Ministério da Saúde quer saber sua opinião

Escrito por regina.xeyla | | Publicado: Sexta, 27 de Dezembro de 2019, 14h46 | Última atualização em Segunda, 30 de Dezembro de 2019, 16h45

Até 6 de janeiro, a população pode opinar sobre a oferta do medicamento riociguate para tratamento da hipertensão pulmonar tromboembólica crônica no Sistema Único de Saúde (SUS)

O Ministério da Saúde recebe, até o dia 6 de janeiro, pela internet, contribuições da sociedade em relação à oferta do medicamento riociguate, para tratamento da hipertensão pulmonar tromboembólica crônica (HPTEC), no Sistema Único de Saúde (SUS). A realização da consulta pública é uma das etapas do processo de incorporação ou não de um novo tratamento na rede pública de saúde. Todas as sugestões ou depoimentos enviados pela população e a comunidade científica são analisadas pela Comissão Nacional de Incorporação de Tecnologias no SUS (Conitec).

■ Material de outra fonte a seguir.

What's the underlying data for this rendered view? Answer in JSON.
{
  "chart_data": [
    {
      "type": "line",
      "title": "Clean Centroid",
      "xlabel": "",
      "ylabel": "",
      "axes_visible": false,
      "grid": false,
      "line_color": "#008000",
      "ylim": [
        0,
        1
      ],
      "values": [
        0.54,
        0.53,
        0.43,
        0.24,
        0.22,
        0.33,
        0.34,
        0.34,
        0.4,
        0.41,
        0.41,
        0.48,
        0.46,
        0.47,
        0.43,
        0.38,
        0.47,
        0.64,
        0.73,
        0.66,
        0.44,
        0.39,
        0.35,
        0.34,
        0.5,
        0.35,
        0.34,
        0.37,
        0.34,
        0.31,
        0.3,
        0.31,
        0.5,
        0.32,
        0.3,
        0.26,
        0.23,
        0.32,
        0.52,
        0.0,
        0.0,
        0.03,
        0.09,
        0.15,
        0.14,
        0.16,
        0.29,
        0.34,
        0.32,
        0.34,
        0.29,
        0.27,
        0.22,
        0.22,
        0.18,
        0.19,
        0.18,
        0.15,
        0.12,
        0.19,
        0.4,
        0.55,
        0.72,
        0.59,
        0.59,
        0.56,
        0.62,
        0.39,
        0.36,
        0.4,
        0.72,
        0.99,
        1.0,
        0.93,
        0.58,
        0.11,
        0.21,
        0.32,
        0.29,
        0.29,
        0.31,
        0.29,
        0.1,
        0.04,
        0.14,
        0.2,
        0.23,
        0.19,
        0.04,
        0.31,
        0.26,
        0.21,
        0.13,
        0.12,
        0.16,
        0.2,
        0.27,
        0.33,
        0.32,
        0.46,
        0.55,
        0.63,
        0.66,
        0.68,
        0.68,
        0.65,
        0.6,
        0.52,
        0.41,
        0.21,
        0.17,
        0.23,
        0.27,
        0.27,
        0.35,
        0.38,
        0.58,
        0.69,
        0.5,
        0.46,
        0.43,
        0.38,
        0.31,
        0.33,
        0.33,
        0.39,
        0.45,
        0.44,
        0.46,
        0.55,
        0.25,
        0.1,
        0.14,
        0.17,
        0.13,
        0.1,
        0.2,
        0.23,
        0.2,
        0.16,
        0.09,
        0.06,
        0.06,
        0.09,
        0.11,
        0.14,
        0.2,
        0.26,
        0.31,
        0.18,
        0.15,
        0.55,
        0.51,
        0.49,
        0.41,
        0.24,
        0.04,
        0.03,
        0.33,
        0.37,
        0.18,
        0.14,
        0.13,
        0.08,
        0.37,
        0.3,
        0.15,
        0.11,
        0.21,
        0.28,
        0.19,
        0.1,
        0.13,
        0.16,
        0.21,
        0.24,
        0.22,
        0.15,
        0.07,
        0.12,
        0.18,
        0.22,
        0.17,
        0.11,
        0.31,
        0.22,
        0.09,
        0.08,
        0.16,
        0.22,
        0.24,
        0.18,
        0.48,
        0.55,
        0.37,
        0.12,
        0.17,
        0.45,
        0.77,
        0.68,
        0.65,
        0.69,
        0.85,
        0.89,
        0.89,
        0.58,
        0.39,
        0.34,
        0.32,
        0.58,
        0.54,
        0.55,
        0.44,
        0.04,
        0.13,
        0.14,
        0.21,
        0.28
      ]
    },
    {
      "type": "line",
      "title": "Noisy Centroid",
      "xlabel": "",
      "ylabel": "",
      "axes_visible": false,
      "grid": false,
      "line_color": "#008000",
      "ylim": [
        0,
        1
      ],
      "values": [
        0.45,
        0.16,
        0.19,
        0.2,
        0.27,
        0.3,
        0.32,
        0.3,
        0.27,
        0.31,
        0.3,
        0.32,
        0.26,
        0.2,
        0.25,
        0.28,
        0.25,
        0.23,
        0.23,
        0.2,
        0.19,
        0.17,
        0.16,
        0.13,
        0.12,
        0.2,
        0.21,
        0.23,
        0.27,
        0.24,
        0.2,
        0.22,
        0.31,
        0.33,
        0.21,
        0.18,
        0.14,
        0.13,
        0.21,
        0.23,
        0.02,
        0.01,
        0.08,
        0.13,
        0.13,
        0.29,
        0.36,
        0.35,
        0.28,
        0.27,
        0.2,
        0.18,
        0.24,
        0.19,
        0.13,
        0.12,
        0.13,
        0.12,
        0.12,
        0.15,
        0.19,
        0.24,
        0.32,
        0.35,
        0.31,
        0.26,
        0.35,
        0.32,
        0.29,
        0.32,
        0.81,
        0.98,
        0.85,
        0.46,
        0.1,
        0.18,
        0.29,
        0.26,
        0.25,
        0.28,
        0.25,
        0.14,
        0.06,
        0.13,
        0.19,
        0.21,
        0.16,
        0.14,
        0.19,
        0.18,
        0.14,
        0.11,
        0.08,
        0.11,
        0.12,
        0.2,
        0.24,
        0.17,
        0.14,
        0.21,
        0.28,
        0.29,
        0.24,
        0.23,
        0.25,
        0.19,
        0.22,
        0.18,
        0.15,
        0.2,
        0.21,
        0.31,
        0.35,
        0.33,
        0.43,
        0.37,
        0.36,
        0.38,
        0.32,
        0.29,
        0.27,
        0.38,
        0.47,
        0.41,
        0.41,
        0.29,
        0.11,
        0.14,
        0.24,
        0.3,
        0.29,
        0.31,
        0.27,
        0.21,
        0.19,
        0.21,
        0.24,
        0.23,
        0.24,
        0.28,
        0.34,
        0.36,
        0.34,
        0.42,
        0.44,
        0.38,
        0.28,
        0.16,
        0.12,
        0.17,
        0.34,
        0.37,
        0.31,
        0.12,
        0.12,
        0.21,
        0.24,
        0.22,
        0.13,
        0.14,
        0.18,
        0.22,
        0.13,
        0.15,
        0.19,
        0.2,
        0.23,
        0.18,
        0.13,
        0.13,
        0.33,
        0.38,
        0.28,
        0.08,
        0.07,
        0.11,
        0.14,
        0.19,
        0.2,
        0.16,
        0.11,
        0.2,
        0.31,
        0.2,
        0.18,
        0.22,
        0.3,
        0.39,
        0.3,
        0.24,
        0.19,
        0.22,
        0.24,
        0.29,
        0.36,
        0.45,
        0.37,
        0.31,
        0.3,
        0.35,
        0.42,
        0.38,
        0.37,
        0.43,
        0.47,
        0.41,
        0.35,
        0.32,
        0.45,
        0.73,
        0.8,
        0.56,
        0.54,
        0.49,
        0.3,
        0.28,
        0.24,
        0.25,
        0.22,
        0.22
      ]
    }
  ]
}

Para enviar contribuições em geral, acesse aqui

Já para as contribuições técnico-científicas, acesse aqui

A hipertensão pulmonar tromboembólica crônica (HPTEC) é causada pela obstrução das artérias por coágulos sanguíneos. Isso aumenta a resistência e dificulta a circulação, provocando aumento da pressão nas artérias que levam o sangue do coração para os pulmões. Consequentemente, o coração tem que fazer um esforço maior para vencer essa resistência, o que a longo prazo pode levar à falência do órgão.

Atualmente, no SUS, o atendimento a pacientes com HPTEC segue o Protocolo Clínico de Diretrizes Terapêuticas (PCDT). Assim, o tratamento não medicamentoso indicado é a cirurgia de remoção do trombo. Já o medicamentoso é adotado para os casos em que a cirurgia não possa ser realizada ou para aqueles em que há persistência da doença mesmo após o procedimento cirúrgico.

O medicamento riociguate promove a dilatação dos vasos sanguíneos, diminuindo a hipertensão pulmonar. Apesar de haver dados clínicos de que o uso do medicamento traga aumento na qualidade de vida dos pacientes, os estudos trazem evidências de que essa opção terapêutica não aumente a sobrevida. Além disso, não são conhecidos dados sobre os resultados do medicamento a longo prazo.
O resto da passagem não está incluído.